Il giallo fu concluso. Prima di spegnere le luci, tuttavia è bene spiegare come Branco riuscì a risolvere magnificamente il caso. Branco non sottovalutò la portata del biglietto, anzi annesse a quello scritto la dovuta e decisa importanza che questo richiedeva e rivestiva. Studiando attentamente il contenuto di quello scritto, a Branco, per una serie di serie ragioni che non stiamo qui a noiosamente catalogare per non tediare il lettore, ma che sarebbe buona cosa non sottacere, venne in mente che quelle frasi non potevano essere state né concepite né tanto meno scritte da Alfredo, la cosa subito puzzogli d’imbroglio. Che si trattasse di una messa in scena, ingenuamente messa in atto dal ferramentista, apparve alla sua potente mente talmente ovvia che egli la catalogò come dato certo e non come ipotesi.

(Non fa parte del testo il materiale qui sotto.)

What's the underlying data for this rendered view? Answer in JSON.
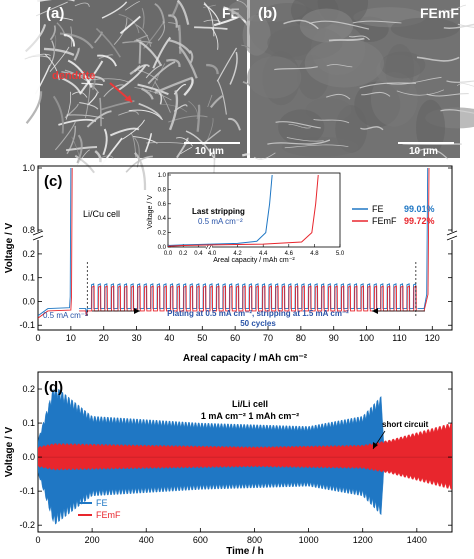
{
  "colors": {
    "fe": "#1f77c4",
    "femf": "#e8262d",
    "annotation_blue": "#2a54a8",
    "dendrite_red": "#e83a3a"
  },
  "panel_a": {
    "label": "(a)",
    "tag": "FE",
    "arrow_text": "dendrite",
    "scale": "10 μm"
  },
  "panel_b": {
    "label": "(b)",
    "tag": "FEmF",
    "scale": "10 μm"
  },
  "panel_c": {
    "label": "(c)",
    "cell_text": "Li/Cu cell",
    "rate_text": "0.5 mA cm⁻²",
    "protocol_line1": "Plating at 0.5 mA cm⁻², stripping at 1.5 mA cm⁻²",
    "protocol_line2": "50 cycles",
    "legend_fe": "FE",
    "legend_femf": "FEmF",
    "ce_fe": "99.01%",
    "ce_femf": "99.72%",
    "xlabel": "Areal capacity / mAh cm⁻²",
    "ylabel": "Voltage / V",
    "xticks": [
      "0",
      "10",
      "20",
      "30",
      "40",
      "50",
      "60",
      "70",
      "80",
      "90",
      "100",
      "110",
      "120"
    ],
    "yticks_low": [
      "-0.1",
      "0.0",
      "0.1",
      "0.2"
    ],
    "yticks_high": [
      "0.8",
      "1.0"
    ],
    "inset": {
      "title": "Last stripping",
      "subtitle": "0.5 mA cm⁻²",
      "xlabel": "Areal capacity / mAh cm⁻²",
      "ylabel": "Voltage / V",
      "xticks": [
        "0.0",
        "0.2",
        "0.4",
        "4.0",
        "4.2",
        "4.4",
        "4.6",
        "4.8",
        "5.0"
      ],
      "yticks": [
        "0.0",
        "0.2",
        "0.4",
        "0.6",
        "0.8",
        "1.0"
      ]
    }
  },
  "panel_d": {
    "label": "(d)",
    "cell_text": "Li/Li cell",
    "cond_text": "1 mA cm⁻² 1 mAh cm⁻²",
    "short_text": "short circuit",
    "legend_fe": "FE",
    "legend_femf": "FEmF",
    "xlabel": "Time / h",
    "ylabel": "Voltage / V",
    "xticks": [
      "0",
      "200",
      "400",
      "600",
      "800",
      "1000",
      "1200",
      "1400"
    ],
    "yticks": [
      "-0.2",
      "-0.1",
      "0.0",
      "0.1",
      "0.2"
    ]
  },
  "chart_data": [
    {
      "type": "line",
      "title": "",
      "xlabel": "Areal capacity / mAh cm⁻²",
      "ylabel": "Voltage / V",
      "xlim": [
        0,
        126
      ],
      "ylim_lower": [
        -0.12,
        0.25
      ],
      "ylim_upper": [
        0.8,
        1.0
      ],
      "series": [
        {
          "name": "FE",
          "coulombic_efficiency": "99.01%",
          "plating_voltage": -0.03,
          "stripping_voltage": 0.07
        },
        {
          "name": "FEmF",
          "coulombic_efficiency": "99.72%",
          "plating_voltage": -0.04,
          "stripping_voltage": 0.06
        }
      ],
      "initial_plating_capacity": 10,
      "cycle_region": [
        15,
        115
      ],
      "cycles": 50
    },
    {
      "type": "line",
      "title": "Last stripping",
      "xlabel": "Areal capacity / mAh cm⁻²",
      "ylabel": "Voltage / V",
      "ylim": [
        0,
        1.0
      ],
      "series": [
        {
          "name": "FE",
          "x": [
            0.0,
            0.2,
            4.0,
            4.2,
            4.35,
            4.42,
            4.45,
            4.47
          ],
          "y": [
            0.02,
            0.03,
            0.04,
            0.05,
            0.08,
            0.2,
            0.6,
            1.0
          ]
        },
        {
          "name": "FEmF",
          "x": [
            0.0,
            0.2,
            4.0,
            4.4,
            4.7,
            4.78,
            4.81,
            4.83
          ],
          "y": [
            0.01,
            0.02,
            0.03,
            0.04,
            0.07,
            0.2,
            0.6,
            1.0
          ]
        }
      ]
    },
    {
      "type": "line",
      "title": "",
      "xlabel": "Time / h",
      "ylabel": "Voltage / V",
      "xlim": [
        0,
        1530
      ],
      "ylim": [
        -0.22,
        0.25
      ],
      "series": [
        {
          "name": "FE",
          "x": [
            0,
            60,
            200,
            600,
            1000,
            1200,
            1270,
            1280
          ],
          "amplitude": [
            0.05,
            0.21,
            0.12,
            0.1,
            0.09,
            0.12,
            0.18,
            0.0
          ]
        },
        {
          "name": "FEmF",
          "x": [
            0,
            60,
            400,
            800,
            1200,
            1300,
            1530
          ],
          "amplitude": [
            0.03,
            0.04,
            0.035,
            0.03,
            0.035,
            0.05,
            0.1
          ]
        }
      ],
      "short_circuit_h": 1280
    }
  ]
}
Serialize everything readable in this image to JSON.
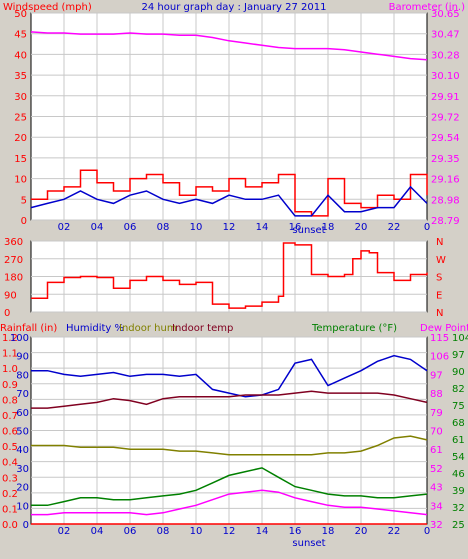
{
  "header": {
    "title": "24 hour graph day : January 27 2011",
    "left_label": "Windspeed (mph)",
    "right_label": "Barometer (in.)"
  },
  "colors": {
    "background": "#d4d0c8",
    "plot_bg": "#ffffff",
    "grid": "#c8c8c8",
    "axis_red": "#ff0000",
    "axis_magenta": "#ff00ff",
    "axis_blue": "#0000cc",
    "axis_green": "#008000",
    "wind_gust": "#ff0000",
    "wind_avg": "#0000cc",
    "barometer": "#ff00ff",
    "direction": "#ff0000",
    "humidity": "#0000cc",
    "indoor_hum": "#808000",
    "indoor_temp": "#800020",
    "temperature": "#008000",
    "dew_point": "#ff00ff",
    "rainfall": "#ff0000"
  },
  "time_axis": {
    "ticks": [
      "02",
      "04",
      "06",
      "08",
      "10",
      "12",
      "14",
      "16",
      "18",
      "20",
      "22",
      "0"
    ],
    "marker_label": "sunset"
  },
  "direction_panel": {
    "left_ticks": [
      "360",
      "270",
      "180",
      "90",
      "0"
    ],
    "right_ticks": [
      "N",
      "W",
      "S",
      "E",
      "N"
    ]
  },
  "lower_panel": {
    "labels": {
      "rainfall": "Rainfall (in)",
      "humidity": "Humidity %",
      "indoor_hum": "Indoor hum",
      "indoor_temp": "Indoor temp",
      "temperature": "Temperature (°F)",
      "dew_point": "Dew Point"
    }
  },
  "chart_data": [
    {
      "type": "line",
      "title": "24 hour graph day : January 27 2011",
      "ylabel": "Windspeed (mph)",
      "y2label": "Barometer (in.)",
      "ylim": [
        0,
        50
      ],
      "y_ticks": [
        "0",
        "5",
        "10",
        "15",
        "20",
        "25",
        "30",
        "35",
        "40",
        "45",
        "50"
      ],
      "y2_ticks": [
        "28.79",
        "28.98",
        "29.16",
        "29.35",
        "29.54",
        "29.72",
        "29.91",
        "30.10",
        "30.28",
        "30.47",
        "30.65"
      ],
      "x": [
        0,
        1,
        2,
        3,
        4,
        5,
        6,
        7,
        8,
        9,
        10,
        11,
        12,
        13,
        14,
        15,
        16,
        17,
        18,
        19,
        20,
        21,
        22,
        23,
        24
      ],
      "series": [
        {
          "name": "Windspeed (mph)",
          "style": "gust",
          "values": [
            5,
            7,
            8,
            12,
            9,
            7,
            10,
            11,
            9,
            6,
            8,
            7,
            10,
            8,
            9,
            11,
            2,
            1,
            10,
            4,
            3,
            6,
            5,
            11,
            6
          ]
        },
        {
          "name": "Windspeed (mph)",
          "style": "average",
          "values": [
            3,
            4,
            5,
            7,
            5,
            4,
            6,
            7,
            5,
            4,
            5,
            4,
            6,
            5,
            5,
            6,
            1,
            1,
            6,
            2,
            2,
            3,
            3,
            8,
            4
          ]
        },
        {
          "name": "Barometer (in.)",
          "axis": "right",
          "values": [
            30.48,
            30.47,
            30.47,
            30.46,
            30.46,
            30.46,
            30.47,
            30.46,
            30.46,
            30.45,
            30.45,
            30.43,
            30.4,
            30.38,
            30.36,
            30.34,
            30.33,
            30.33,
            30.33,
            30.32,
            30.3,
            30.28,
            30.26,
            30.24,
            30.23
          ]
        }
      ]
    },
    {
      "type": "line",
      "ylabel": "",
      "ylim": [
        0,
        360
      ],
      "y_ticks": [
        "360",
        "270",
        "180",
        "90",
        "0"
      ],
      "x": [
        0,
        1,
        2,
        3,
        4,
        5,
        6,
        7,
        8,
        9,
        10,
        11,
        12,
        13,
        14,
        15,
        15.3,
        16,
        17,
        18,
        19,
        19.5,
        20,
        20.5,
        21,
        22,
        23,
        24
      ],
      "series": [
        {
          "name": "Wind direction",
          "values": [
            70,
            150,
            175,
            180,
            175,
            120,
            160,
            180,
            160,
            140,
            150,
            40,
            20,
            30,
            50,
            80,
            350,
            340,
            190,
            180,
            190,
            270,
            310,
            300,
            200,
            160,
            190,
            200
          ]
        }
      ]
    },
    {
      "type": "line",
      "ylabel": "Rainfall (in)",
      "y2label": "Temperature (°F)",
      "ylim": [
        0,
        1.2
      ],
      "y_ticks": [
        "0.0",
        "0.1",
        "0.2",
        "0.3",
        "0.4",
        "0.5",
        "0.6",
        "0.7",
        "0.8",
        "0.9",
        "1.0",
        "1.1",
        "1.2"
      ],
      "y_ticks_humidity": [
        "0",
        "10",
        "20",
        "30",
        "40",
        "50",
        "60",
        "70",
        "80",
        "90",
        "100"
      ],
      "y2_ticks": [
        "25",
        "32",
        "39",
        "46",
        "54",
        "61",
        "68",
        "75",
        "82",
        "90",
        "97",
        "104"
      ],
      "y2_ticks_inner": [
        "32",
        "34",
        "43",
        "52",
        "61",
        "70",
        "79",
        "88",
        "97",
        "106",
        "115"
      ],
      "x": [
        0,
        1,
        2,
        3,
        4,
        5,
        6,
        7,
        8,
        9,
        10,
        11,
        12,
        13,
        14,
        15,
        16,
        17,
        18,
        19,
        20,
        21,
        22,
        23,
        24
      ],
      "series": [
        {
          "name": "Humidity %",
          "values": [
            82,
            82,
            80,
            79,
            80,
            81,
            79,
            80,
            80,
            79,
            80,
            72,
            70,
            68,
            69,
            72,
            86,
            88,
            74,
            78,
            82,
            87,
            90,
            88,
            82
          ]
        },
        {
          "name": "Indoor hum",
          "values": [
            42,
            42,
            42,
            41,
            41,
            41,
            40,
            40,
            40,
            39,
            39,
            38,
            37,
            37,
            37,
            37,
            37,
            37,
            38,
            38,
            39,
            42,
            46,
            47,
            45
          ]
        },
        {
          "name": "Indoor temp",
          "values": [
            62,
            62,
            63,
            64,
            65,
            67,
            66,
            64,
            67,
            68,
            68,
            68,
            68,
            69,
            69,
            69,
            70,
            71,
            70,
            70,
            70,
            70,
            69,
            67,
            65
          ]
        },
        {
          "name": "Temperature (°F)",
          "values": [
            10,
            10,
            12,
            14,
            14,
            13,
            13,
            14,
            15,
            16,
            18,
            22,
            26,
            28,
            30,
            25,
            20,
            18,
            16,
            15,
            15,
            14,
            14,
            15,
            16
          ]
        },
        {
          "name": "Dew Point",
          "values": [
            5,
            5,
            6,
            6,
            6,
            6,
            6,
            5,
            6,
            8,
            10,
            13,
            16,
            17,
            18,
            17,
            14,
            12,
            10,
            9,
            9,
            8,
            7,
            6,
            5
          ]
        },
        {
          "name": "Rainfall (in)",
          "values": [
            0,
            0,
            0,
            0,
            0,
            0,
            0,
            0,
            0,
            0,
            0,
            0,
            0,
            0,
            0,
            0,
            0,
            0,
            0,
            0,
            0,
            0,
            0,
            0,
            0
          ]
        }
      ]
    }
  ]
}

A questo punto, i suoi incrollabili sospetti - che stavano per trasformarsi in infallibili certezze - si appuntarono immediatamente non sul macellaro Otello, come voleva far credere il biglietto, ma sul ferramentista, lo sfegatato tifoso del Verona (l’unico personaggio della gialla vicenda a non essere identificato con un nome). La vicenda oramai era chiara, il colpevole era certo. Occorreva ancora provare che l’autore di quel bigliettino fosse stato non il macellaro, ma il ferramentista: ma come? Questo era il punto critico, il punto snodale della situazione. Sarebbe bastato verificare che la scrittura del ferramentista fosse la stessa di quella vergata sopra il biglietto. Ma come? Branco, nella cui mente ora le idee venivano a branchi, a esplosioni continue, come un gioco d’artificio, concepì una magnifica trovata, tanto magnifica quanto complessa. Ma che possiamo proviamo a tradurre ed esporre nel seguente semplicistico modo: fare scrivere al ferramentista qualcosa, una qualunque frase, e poi confrontare la sua scrittura con quella del biglietto. Già, ma quale frase fargli scrivere? Questo il punto. Branco, rimasto fanciullo nell’animo e nei sentimenti, si ricordò di una vecchia ninna nanna inglese che la nonna inglese ogni sera, dopo carosello, gli cantava sempre, prima di addormentarlo, e che diceva pressappoco così:

T ommy Snookes e Bessy Brookes
stavano passeggiando una domenica.
Disse Tommy Snookes a Bessy Brookes
“Domani sarà lunedì”.

Branco fece scrivere e riscrivere più volte la frase al ferramentista. Fatte trascrivere per ben rivolte le strofe della ninna al ferramentista, Branco, con il solito infallibile acume, si accorse che costui possedeva la stessa grafia con cui fu scritto il bigliettino che accusava l’innocente macellaro Otello. Incalzato da Branco, inchiodato dalla sua eloquenza e avvitato dalle ineludibili schiaccianti prove e schiacciato dall’implacabile evidenza del caso, dopo qualche resistenza fatta di eloquenti silenzi, di inutile resistenza passiva e di incomprensibili farfugliamenti di parole, il ferramenta, congratulandosi con Branco per l‘acume dimostrato, sentendosi morire di vergogna, con le guance rosse e brucianti come quelle di un bambino sorpreso a rubare la marmellata, in un pianto dirotto, in una sinfonia di singhiozzi, con un fil di voce pispigliò la propria colpevolezza, ammise onestamente e correttamente il proprio atroce duplice delitto. Maturato nel mondo delle opposte fazioni calcistiche. Ma di questo a Branco poco o nulla importava, a lui il calcio non interessava punto.
Quel che per lui solo contava è aver chiuso il caso e aver fornito e assicurato un altro delinquentone alla giustizia.